Le Gouvernement vient de préciser relativement aux baux commerciaux qu’il n’envisageait pas d’abroger la liberté contractuelle d’imputer la taxe foncière aux locataires par les bailleurs
L’article 13 de la loi du 18 juin 2014 relative à l’artisanat, au commerce et aux très petites entreprises dite « Loi Pinel » a créé un article l’article L.145-40-2 dans le Code du Commerce, qui dispose notamment :
« Tout contrat de location comporte un inventaire précis et limitatif des catégories de charges, impôts, taxes et redevances liés à ce bail, comportant l’indication de leur répartition entre le bailleur et le locataire. (...) Un décret en Conseil d’Etat fixe les modalités d’application du présent article. Il précise les charges, les impôts, taxes et redevances qui, en raison de leur nature, ne peuvent être imputés au locataire et les modalités d’information des preneurs. »
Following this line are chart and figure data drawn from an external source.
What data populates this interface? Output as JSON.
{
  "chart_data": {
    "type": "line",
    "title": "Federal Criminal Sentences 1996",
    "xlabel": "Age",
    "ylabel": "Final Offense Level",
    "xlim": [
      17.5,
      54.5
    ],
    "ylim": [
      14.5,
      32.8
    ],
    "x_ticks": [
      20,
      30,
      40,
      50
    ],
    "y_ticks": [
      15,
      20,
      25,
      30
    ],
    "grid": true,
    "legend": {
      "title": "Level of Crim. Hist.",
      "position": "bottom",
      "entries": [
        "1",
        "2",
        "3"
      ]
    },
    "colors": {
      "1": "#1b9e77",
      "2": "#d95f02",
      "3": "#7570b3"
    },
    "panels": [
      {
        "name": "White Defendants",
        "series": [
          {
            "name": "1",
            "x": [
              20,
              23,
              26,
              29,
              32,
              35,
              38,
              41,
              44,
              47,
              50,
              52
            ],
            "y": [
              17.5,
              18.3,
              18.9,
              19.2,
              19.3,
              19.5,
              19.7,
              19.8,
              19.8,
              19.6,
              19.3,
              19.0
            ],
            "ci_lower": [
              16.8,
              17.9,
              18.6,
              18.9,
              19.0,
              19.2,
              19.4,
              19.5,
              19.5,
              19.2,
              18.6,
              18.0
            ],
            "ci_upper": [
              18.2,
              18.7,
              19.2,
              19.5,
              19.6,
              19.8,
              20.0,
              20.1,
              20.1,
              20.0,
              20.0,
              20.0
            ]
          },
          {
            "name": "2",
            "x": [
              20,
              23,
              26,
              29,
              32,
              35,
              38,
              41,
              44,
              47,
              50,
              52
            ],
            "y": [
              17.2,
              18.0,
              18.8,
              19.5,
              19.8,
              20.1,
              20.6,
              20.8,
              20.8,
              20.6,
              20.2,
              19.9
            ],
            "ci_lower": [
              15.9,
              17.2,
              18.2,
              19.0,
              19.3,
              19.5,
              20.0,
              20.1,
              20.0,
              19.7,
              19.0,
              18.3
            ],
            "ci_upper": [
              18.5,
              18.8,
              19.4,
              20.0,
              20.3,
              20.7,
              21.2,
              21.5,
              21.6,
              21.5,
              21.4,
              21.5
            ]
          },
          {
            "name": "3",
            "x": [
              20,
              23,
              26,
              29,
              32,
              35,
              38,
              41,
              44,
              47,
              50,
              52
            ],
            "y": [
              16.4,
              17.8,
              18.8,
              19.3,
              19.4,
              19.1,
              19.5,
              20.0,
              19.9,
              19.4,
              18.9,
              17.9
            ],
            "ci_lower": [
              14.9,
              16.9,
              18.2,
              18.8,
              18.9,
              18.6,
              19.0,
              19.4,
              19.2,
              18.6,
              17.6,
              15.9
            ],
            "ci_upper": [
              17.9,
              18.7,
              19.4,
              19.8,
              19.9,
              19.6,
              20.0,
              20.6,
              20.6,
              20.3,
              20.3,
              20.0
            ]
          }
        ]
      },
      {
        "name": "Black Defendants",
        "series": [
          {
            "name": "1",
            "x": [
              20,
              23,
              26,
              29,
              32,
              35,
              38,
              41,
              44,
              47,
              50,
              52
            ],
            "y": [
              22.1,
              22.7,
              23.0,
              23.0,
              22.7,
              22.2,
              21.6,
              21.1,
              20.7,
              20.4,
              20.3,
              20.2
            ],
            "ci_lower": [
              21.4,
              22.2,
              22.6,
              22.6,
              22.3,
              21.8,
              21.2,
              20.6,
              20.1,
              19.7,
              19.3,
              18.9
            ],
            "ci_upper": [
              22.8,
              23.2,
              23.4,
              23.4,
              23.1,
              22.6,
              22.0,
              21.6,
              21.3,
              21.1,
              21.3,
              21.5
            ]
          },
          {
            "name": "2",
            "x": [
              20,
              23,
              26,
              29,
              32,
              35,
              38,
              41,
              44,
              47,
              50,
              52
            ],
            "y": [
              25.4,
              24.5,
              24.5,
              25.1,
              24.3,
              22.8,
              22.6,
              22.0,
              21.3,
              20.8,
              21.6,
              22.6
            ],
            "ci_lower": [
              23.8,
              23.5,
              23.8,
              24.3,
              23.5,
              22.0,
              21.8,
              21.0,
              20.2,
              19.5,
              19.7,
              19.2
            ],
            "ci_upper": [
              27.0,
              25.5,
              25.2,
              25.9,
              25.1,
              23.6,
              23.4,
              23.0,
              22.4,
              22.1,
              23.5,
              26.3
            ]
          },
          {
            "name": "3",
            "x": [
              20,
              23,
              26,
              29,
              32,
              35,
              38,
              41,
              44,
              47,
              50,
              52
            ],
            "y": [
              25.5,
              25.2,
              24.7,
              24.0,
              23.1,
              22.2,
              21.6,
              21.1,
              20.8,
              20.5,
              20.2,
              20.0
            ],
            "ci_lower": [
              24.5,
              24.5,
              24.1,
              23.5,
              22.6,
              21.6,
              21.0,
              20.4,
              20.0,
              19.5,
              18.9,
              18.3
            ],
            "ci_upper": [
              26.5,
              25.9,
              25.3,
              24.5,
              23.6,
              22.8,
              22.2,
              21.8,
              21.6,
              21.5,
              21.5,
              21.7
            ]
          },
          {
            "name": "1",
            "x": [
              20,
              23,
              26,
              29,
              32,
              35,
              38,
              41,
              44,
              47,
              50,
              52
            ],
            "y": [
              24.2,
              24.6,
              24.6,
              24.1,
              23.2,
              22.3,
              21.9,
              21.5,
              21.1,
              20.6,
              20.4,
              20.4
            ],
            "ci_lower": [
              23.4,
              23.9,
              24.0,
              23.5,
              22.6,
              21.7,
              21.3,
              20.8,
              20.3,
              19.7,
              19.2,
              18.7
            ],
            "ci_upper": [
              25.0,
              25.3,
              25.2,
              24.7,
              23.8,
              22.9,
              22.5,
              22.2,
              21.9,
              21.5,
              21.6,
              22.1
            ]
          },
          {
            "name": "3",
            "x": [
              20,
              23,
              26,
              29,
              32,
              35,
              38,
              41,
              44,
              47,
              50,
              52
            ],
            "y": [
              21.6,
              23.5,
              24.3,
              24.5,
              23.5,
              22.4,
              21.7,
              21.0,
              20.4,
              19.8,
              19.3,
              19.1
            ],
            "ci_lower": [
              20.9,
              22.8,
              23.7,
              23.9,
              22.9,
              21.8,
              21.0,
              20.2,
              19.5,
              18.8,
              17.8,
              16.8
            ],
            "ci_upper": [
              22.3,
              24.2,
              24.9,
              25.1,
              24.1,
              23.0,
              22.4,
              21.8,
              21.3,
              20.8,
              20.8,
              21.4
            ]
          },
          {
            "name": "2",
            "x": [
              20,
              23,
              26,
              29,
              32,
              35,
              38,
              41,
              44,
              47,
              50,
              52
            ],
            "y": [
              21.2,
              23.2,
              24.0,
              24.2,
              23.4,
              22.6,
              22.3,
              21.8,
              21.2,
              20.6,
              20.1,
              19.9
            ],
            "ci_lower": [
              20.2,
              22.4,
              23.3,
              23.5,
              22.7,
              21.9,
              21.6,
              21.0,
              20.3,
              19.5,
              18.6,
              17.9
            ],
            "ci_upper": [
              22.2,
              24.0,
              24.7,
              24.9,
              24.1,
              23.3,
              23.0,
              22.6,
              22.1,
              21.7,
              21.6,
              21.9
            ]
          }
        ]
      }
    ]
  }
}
Le décret en question a été publié le 3 novembre 2014 et a créé un article R. 145-35 du code de commerce qui dresse la liste des charges, impôts, taxes et redevances qui ne peuvent être imputés au locataire par le bailleur.
Il dispose ainsi :
« Ne peuvent être imputés au locataire :
(...)
Les impôts, notamment la contribution économique territoriale, taxes et redevances dont le redevable légal est le bailleur ou le propriétaire du local ou de l’immeuble ; toutefois, peuvent être imputés au locataire la taxe foncière et les taxes additionnelles à la taxe foncière ainsi que les impôts, taxes et redevances liés à l’usage du local ou de l’immeuble ou à un service dont le locataire bénéficie directement ou indirectement ;
(...) » 
Ainsi et comme vient de le rappeler le Gouvernement, le bail commercial « peut prévoir une clause imputant au locataire la prise en charge de la taxe foncière et des taxes additionnelles à la taxe foncière ainsi que des impôts, taxes et redevances liés à l’usage du local ou de l’immeuble ou à un service dont le locataire bénéficie directement ou indirectement. »
Il souligne également que « la répartition de la prise en charge de la fiscalité liée au local commercial fait l’objet d’un équilibre trouvé à l’issue d’une longue phase de concertation avec les principales organisations professionnelles représentant les locataires et les bailleurs. » 
Supprimer la possibilité d’imputation au locataire de la taxe foncière reviendrait à remettre en cause l’ensemble de ce dispositif, ce que ne souhaite pas le Gouvernement.